Dünyada daha önce ortaya çıkmış yolsuzluklara bakıldığında şu ispatlı olaylarla karşılaşılmıştı: Paravan sigorta şirketleri yolsuz siyasilere ve yolsuz kamu görevlilerine rüşvet ve yasa dışı ödemeleri gizlemek için kullanılabilir ve bu şirketlerde yolsuz görevlilerin yakın akrabaları yüksek maaşlarla çalışıyor olabilir. Sigorta primi gibi gösterilen paralar aslında belirli kişi veya gruplara aktarılan örtülü ödemeler olabilir. Yasa dışı faaliyetlerden elde edilen gelirler, sahte sigorta poliçeleri veya tazminatlar üzerinden aklanabilir. Sigorta poliçeleri veya danışmanlık hizmetleri adı altında siyasal partilerin seçim finansmanı için bağışlar yapılabilir. Hükümetle bağlantılı iş insanları siyasilerin gizlice ortak olduğu paravan sigorta şirketleri aracılığıyla sigorta ihaleleri kazanmakta avantaj sağlayabilir.

Sözün özü, dünya genelinde ortaya çıkırılan yolsuzluklarda, sigortacılık sektörü kasıtlı bir denetimsizlikle, siyasiler ve üst düzey yolsuz kamu görevlileri tarafından kişisel, yasa dışı çıkar temininde sıklıkla araç olarak kullanılmaktadır.

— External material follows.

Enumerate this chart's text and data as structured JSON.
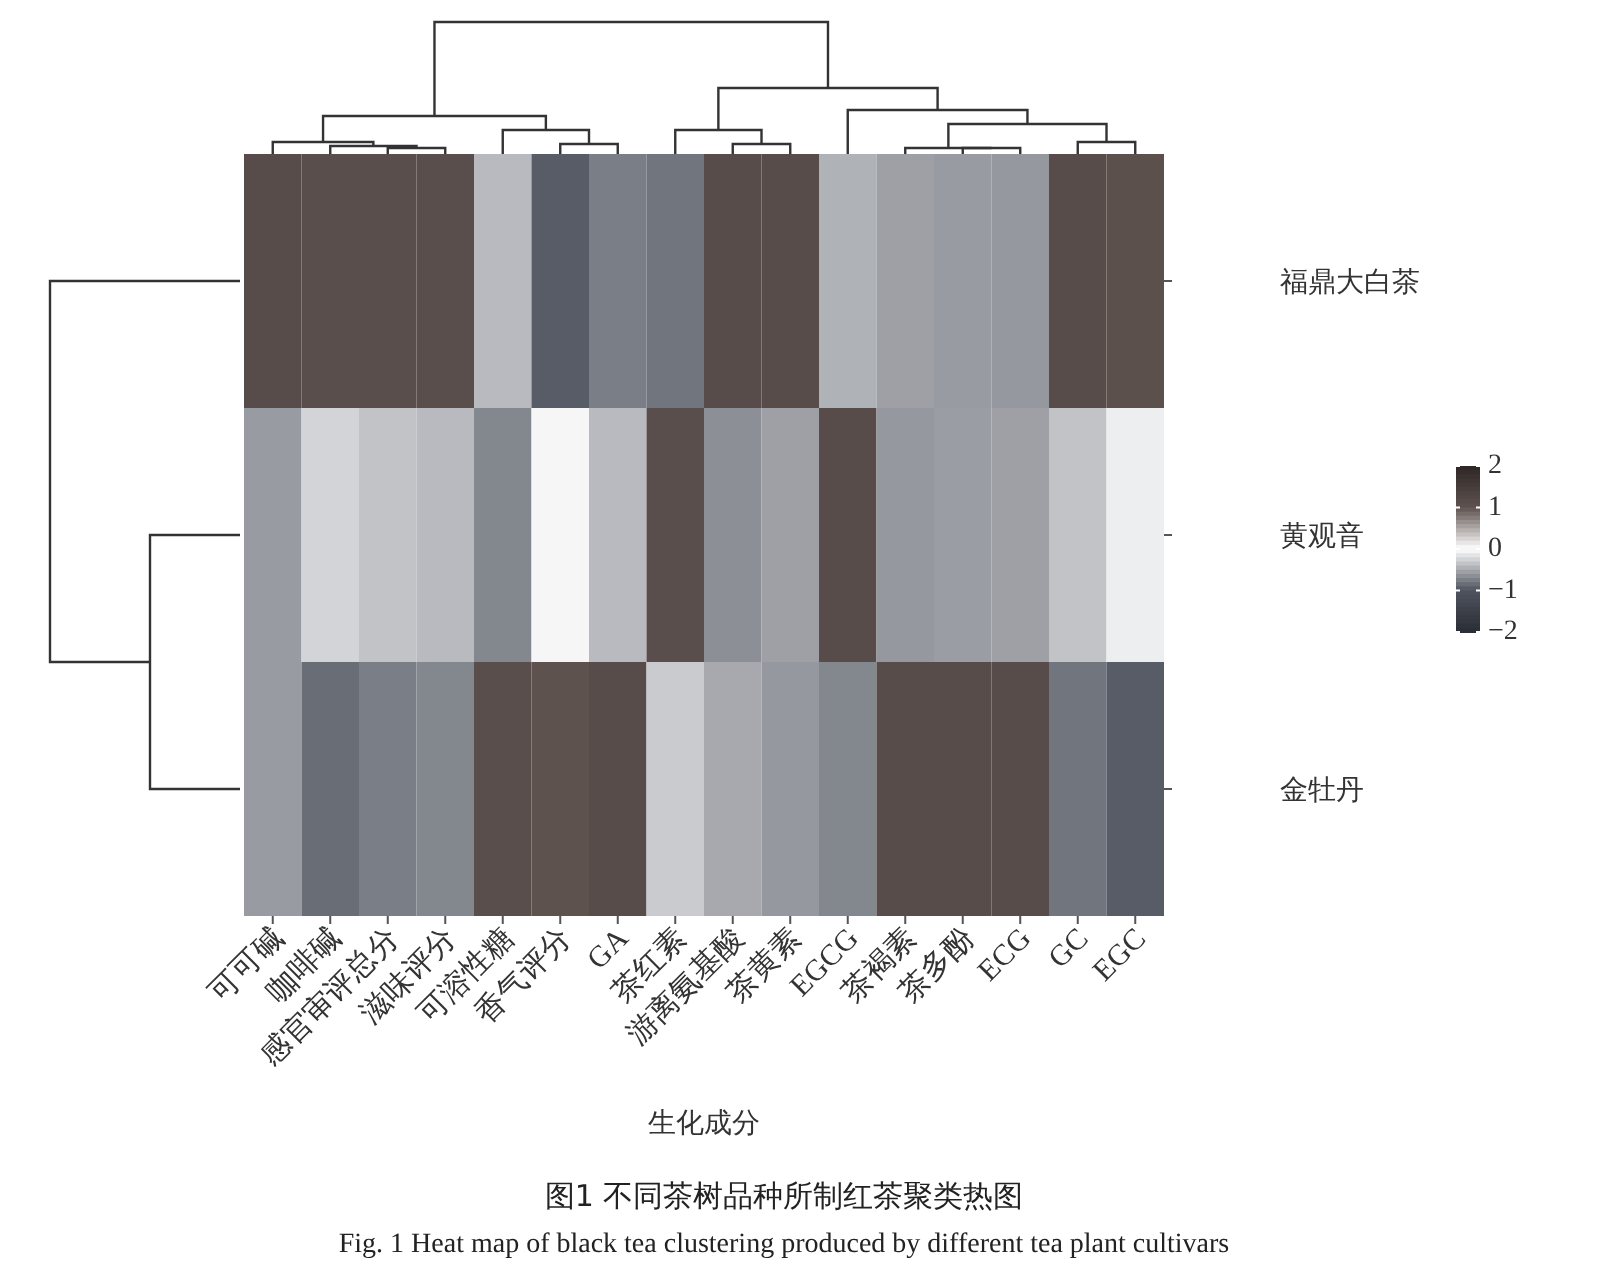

Meclis’te iki vekil tarafından iddia edilenlerin bu nedenle araştırılması ve soruşturulması gerekir. Ürün Solyalı Meclis konuşmasında Bakan Berova’ya Ceza Yasası’nın 105. Maddesi’ni boşuna hatırlatmıştı. Kendisine veya başkalarına menfaat sağlamak amacıyla görevinin gereklerine aykırı hareket edenin Görevi Kötüye Kullanma suçu işlediğini ve 2 yıl hapis cezası alabileceğini söylemişti yani.

Bu kadar ciddi söylemlerin ağızlardan döküldüğü bir Meclis ortamının hemen akabinde, çoğunluğunu Maliye Bakanı Berova döneminde, 2024 yılında izinlendirilmiş sigorta şirketlerinin oluşturduğu bir toplantı düzenleniyor ve bu toplantı sonucunda, gerçekte eldekilerden olmamak için yeni izin verilmesinin durdurulmasına karar veriliyor. Bu karar, görevini kötüye kullandığı iddia edilenlerin çıkar elde etmesini engeller mi yoksa bu çıkar araçlarının artık yasal zeminde faaliyetlerine devam etmesini mi sağlar?

Amaç, yeni izinlerin durdurulmasından daha çok verilen yasaya aykırı tüm izinlerin iptal edilmesi ve derinlikli bir soruşturma açılması olmalıydı.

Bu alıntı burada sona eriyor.